CENNETİN RENGİ - E. V. MİTCHELL



"Senaryoyu okudum, rolü kabul ettim.” sözlerini duyduğumda merak ediyordum, senaryo tam olarak nasıl bir şeydir diye... Uzun zamandır merak etmiyorum;sıfır duygusu olan ve bir hikayeyi özetleyen metin olsa gerek senaryo.En son okuduğum novella tam da bu tanıma uyuyor. Romanı okurken kendimi bir film yönetmeni gibi hissettim. Bu sahneyi şöyle çekerdim, bu sahneyi böyle çekerdim diye diye, devrettim kitabı. Topu topu dört gün sürdü bu hayali yönetmenlik maceram.

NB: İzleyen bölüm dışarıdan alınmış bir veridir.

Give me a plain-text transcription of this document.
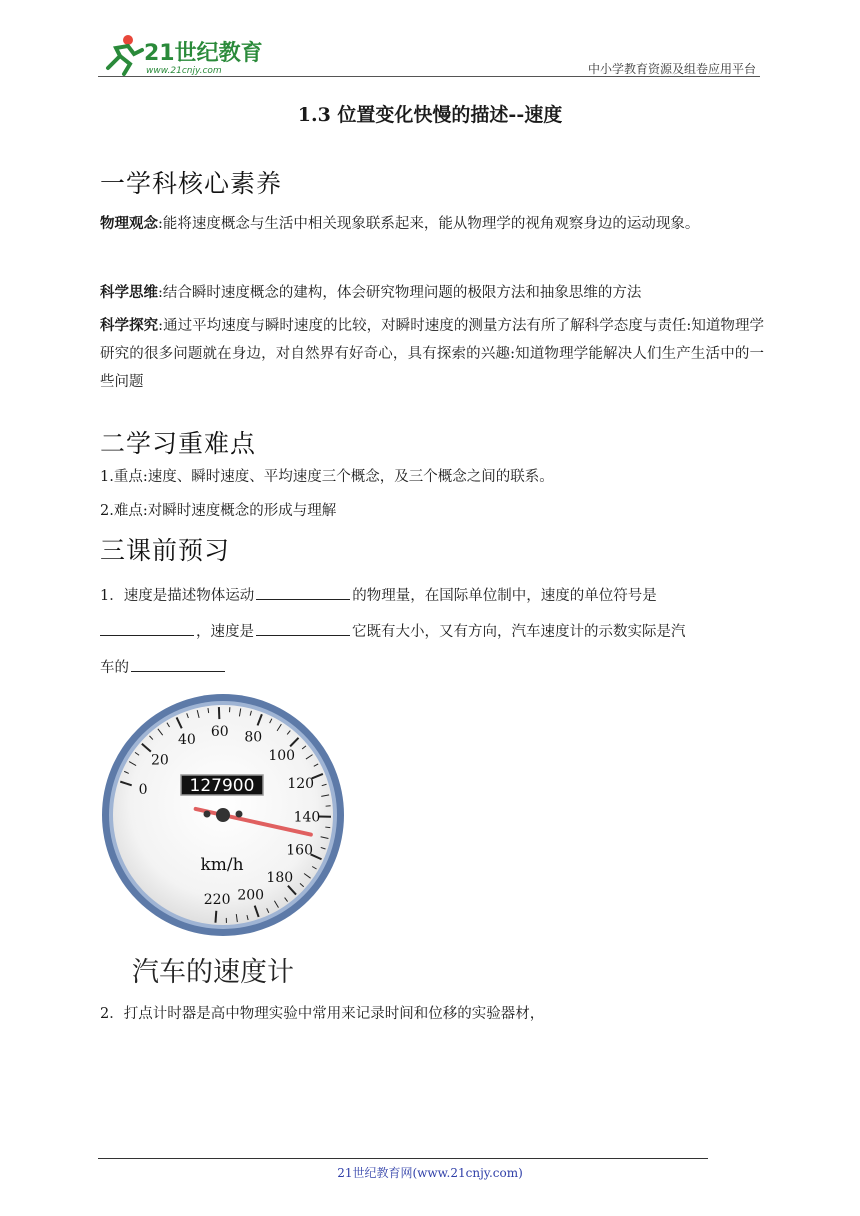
21世纪教育
www.21cnjy.com	中小学教育资源及组卷应用平台
1.3 位置变化快慢的描述--速度
一学科核心素养
物理观念:能将速度概念与生活中相关现象联系起来，能从物理学的视角观察身边的运动现象。
科学思维:结合瞬时速度概念的建构，体会研究物理问题的极限方法和抽象思维的方法
科学探究:通过平均速度与瞬时速度的比较，对瞬时速度的测量方法有所了解科学态度与责任:知道物理学研究的很多问题就在身边，对自然界有好奇心，具有探索的兴趣:知道物理学能解决人们生产生活中的一些问题
二学习重难点
1.重点:速度、瞬时速度、平均速度三个概念，及三个概念之间的联系。
2.难点:对瞬时速度概念的形成与理解
三课前预习
1．速度是描述物体运动	的物理量，在国际单位制中，速度的单位符号是
，速度是	它既有大小，又有方向，汽车速度计的示数实际是汽
车的
0
20
40
60 80
100
120
140
160
180
200
220
127900
km/h
汽车的速度计
2．打点计时器是高中物理实验中常用来记录时间和位移的实验器材，
21世纪教育网(www.21cnjy.com)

Film yönetmeliği eğlenceli bir şey olsa gerek…Çok param olsa bir film çekmek isterdim, para kazanmak için kesinlikle değil, o heyecanı tatmak için…Senaryosu, müziği her şey bana ait olsun isterdim… Ne yazık ki sinemaya yakınlığım izleyici olmaktan ibarettir. Büyük oğlumla bazan filmler izleriz , çoğunlukta o önce filmi izlemiş oluyor, fakat benimle birlikte ikinci kez izlemekten keyif alıyor, çünkü benim tepkilerimi öğrenmek istiyor ve böylece ikinci kez bir ilk yaşıyor. Oğlumla film izlemeyi çok seviyorum, çünkü her zaman izlenmeye değer bir şey olacağını biliyorum. En son, Bisiklet Hırsızları -1948 yapımı, filmi izlemiştik birlikte ve her ikimiz de çok etkilendik. Film bizden tam not aldı.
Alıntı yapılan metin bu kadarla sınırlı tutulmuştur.